Comme une grosse mouche métallique, l’hélicoptère bleu passe en vol stationnaire quelques instants pour évaluer les convulsions du cortège. Au sol, l’horizon se brouille. Impossible de distinguer où commence le ciel de cendres et où s’arrêtent les nuages de gaz lacrymogènes. Le 29 octobre 2022, un déluge d’engins explosifs et assourdissants s’abat sur la campagne poitevine autour du village de Sainte-Soline, dans les Deux-Sèvres. Quelque 1 700 représentants des forces de l’ordre et pas moins de 7 000 manifestants se font face dans un impitoyable capture the flag champêtre. Chaque détonation disperse des grappes de manifestants dans les champs façon pop-corn, soulève des mottes, creuse des trous dans les chairs et dans la terre.
Tout ça pour en protéger un autre, de trou : celui d’une méga-bassine en construction. Un groupe d’opposants parvient soudain à faire une percée dans le cordon de gendarmes mobiles et à escalader le talus. Des cris de joie se font entendre. Julien Le Guet, porte-parole du collectif Bassines non merci, soulève triomphalement son mégaphone : « La préfète devra signer ce soir sa lettre de démission, on a réussi ! On est entré sur le chantier ! » Un filet de sang séché serpente sur son visage enserré par un bandage blanc qui donne à son crâne des airs d’œuf de Pâques. Un peu plus tôt, il a reçu un coup de matraque alors qu’il s’accrochait aux grilles barrant l’accès à la bassine.
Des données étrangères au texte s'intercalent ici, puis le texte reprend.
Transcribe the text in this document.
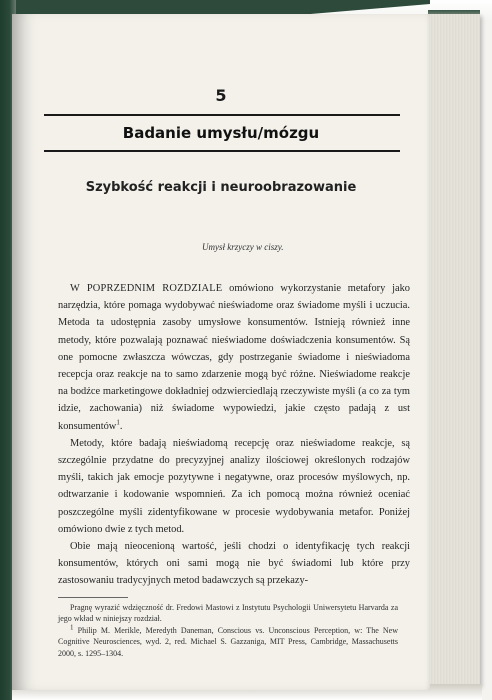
5
Badanie umysłu/mózgu
Szybkość reakcji i neuroobrazowanie
Umysł krzyczy w ciszy.

W POPRZEDNIM ROZDZIALE omówiono wykorzystanie metafory jako narzędzia, które pomaga wydobywać nieświadome oraz świadome myśli i uczucia. Metoda ta udostępnia zasoby umysłowe konsumentów. Istnieją również inne metody, które pozwalają poznawać nieświadome doświadczenia konsumentów. Są one pomocne zwłaszcza wówczas, gdy postrzeganie świadome i nieświadoma recepcja oraz reakcje na to samo zdarzenie mogą być różne. Nieświadome reakcje na bodźce marketingowe dokładniej odzwierciedlają rzeczywiste myśli (a co za tym idzie, zachowania) niż świadome wypowiedzi, jakie często padają z ust konsumentów$^1$.

Metody, które badają nieświadomą recepcję oraz nieświadome reakcje, są szczególnie przydatne do precyzyjnej analizy ilościowej określonych rodzajów myśli, takich jak emocje pozytywne i negatywne, oraz procesów myślowych, np. odtwarzanie i kodowanie wspomnień. Za ich pomocą można również oceniać poszczególne myśli zidentyfikowane w procesie wydobywania metafor. Poniżej omówiono dwie z tych metod.

Obie mają nieocenioną wartość, jeśli chodzi o identyfikację tych reakcji konsumentów, których oni sami mogą nie być świadomi lub które przy zastosowaniu tradycyjnych metod badawczych są przekazy-

Pragnę wyrazić wdzięczność dr. Fredowi Mastowi z Instytutu Psychologii Uniwersytetu Harvarda za jego wkład w niniejszy rozdział.

1 Philip M. Merikle, Meredyth Daneman, Conscious vs. Unconscious Perception, w: The New Cognitive Neurosciences, wyd. 2, red. Michael S. Gazzaniga, MIT Press, Cambridge, Massachusetts 2000, s. 1295–1304.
Au total, 50 manifestants seront blessés selon les organisateurs de la mobilisation, dont trois à la tête par des tirs tendus de LBD.
Les gendarmes mobiles tentent, à coups de gaz lacrymogènes et de grenades de désencerclement, de repousser les manifestants qui veulent s’introduire sur le chantier de la méga-bassine de Sainte-Soline, le 29 octobre 2022.
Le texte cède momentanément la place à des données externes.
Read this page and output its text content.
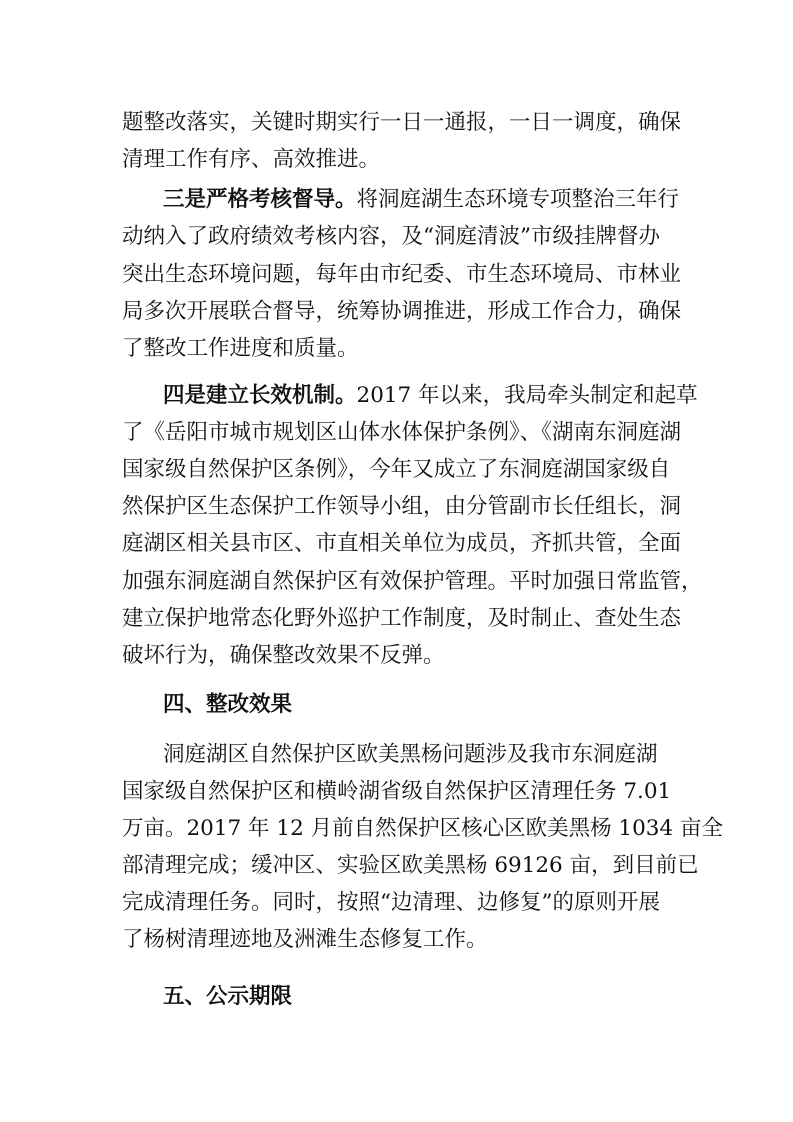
题整改落实，关键时期实行一日一通报，一日一调度，确保
清理工作有序、高效推进。
三是严格考核督导。将洞庭湖生态环境专项整治三年行
动纳入了政府绩效考核内容，及“洞庭清波”市级挂牌督办
突出生态环境问题，每年由市纪委、市生态环境局、市林业
局多次开展联合督导，统筹协调推进，形成工作合力，确保
了整改工作进度和质量。
四是建立长效机制。2017 年以来，我局牵头制定和起草
了《岳阳市城市规划区山体水体保护条例》、《湖南东洞庭湖
国家级自然保护区条例》，今年又成立了东洞庭湖国家级自
然保护区生态保护工作领导小组，由分管副市长任组长，洞
庭湖区相关县市区、市直相关单位为成员，齐抓共管，全面
加强东洞庭湖自然保护区有效保护管理。平时加强日常监管，
建立保护地常态化野外巡护工作制度，及时制止、查处生态
破坏行为，确保整改效果不反弹。
四、整改效果
洞庭湖区自然保护区欧美黑杨问题涉及我市东洞庭湖
国家级自然保护区和横岭湖省级自然保护区清理任务 7.01
万亩。2017 年 12 月前自然保护区核心区欧美黑杨 1034 亩全
部清理完成；缓冲区、实验区欧美黑杨 69126 亩，到目前已
完成清理任务。同时，按照“边清理、边修复”的原则开展
了杨树清理迹地及洲滩生态修复工作。
五、公示期限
Retour au camp de base, situé à 2,5 kilomètres à travers champs. Juchée sur un pick-up, la sculpture monumentale d’une outarde canepetière, une espèce protégée d’oiseau migrateur qui niche dans les environs, fait office d’oriflamme. Derrière elle s’étire une longue procession de manifestants, pour beaucoup en bleu de travail – le dress code de cette mobilisation. Toutes et tous ont convergé des quatre coins de la France à l’appel de 150 organisations, syndicats, associations et collectifs. La préfecture, craignant l’installation durable d’une ZAD, avait pourtant bien tenté de les décourager en interdisant « toute manifestation et attroupement » et « tout rassemblement festif[…]de type free-party » aux alentours de la bassine. Malgré les menaces de répression et les barrages mis en place pour dissuader leur venue, les militants ont bravé en nombre l’arrêté, conscients que ce qui se joue à Sainte-Soline déborde largement la simple construction de cette retenue d’eau, aussi pharaonique soit-elle – le projet prévoit une contenance de 620 000 m3, soit l’équivalent de 250 piscines olympiques.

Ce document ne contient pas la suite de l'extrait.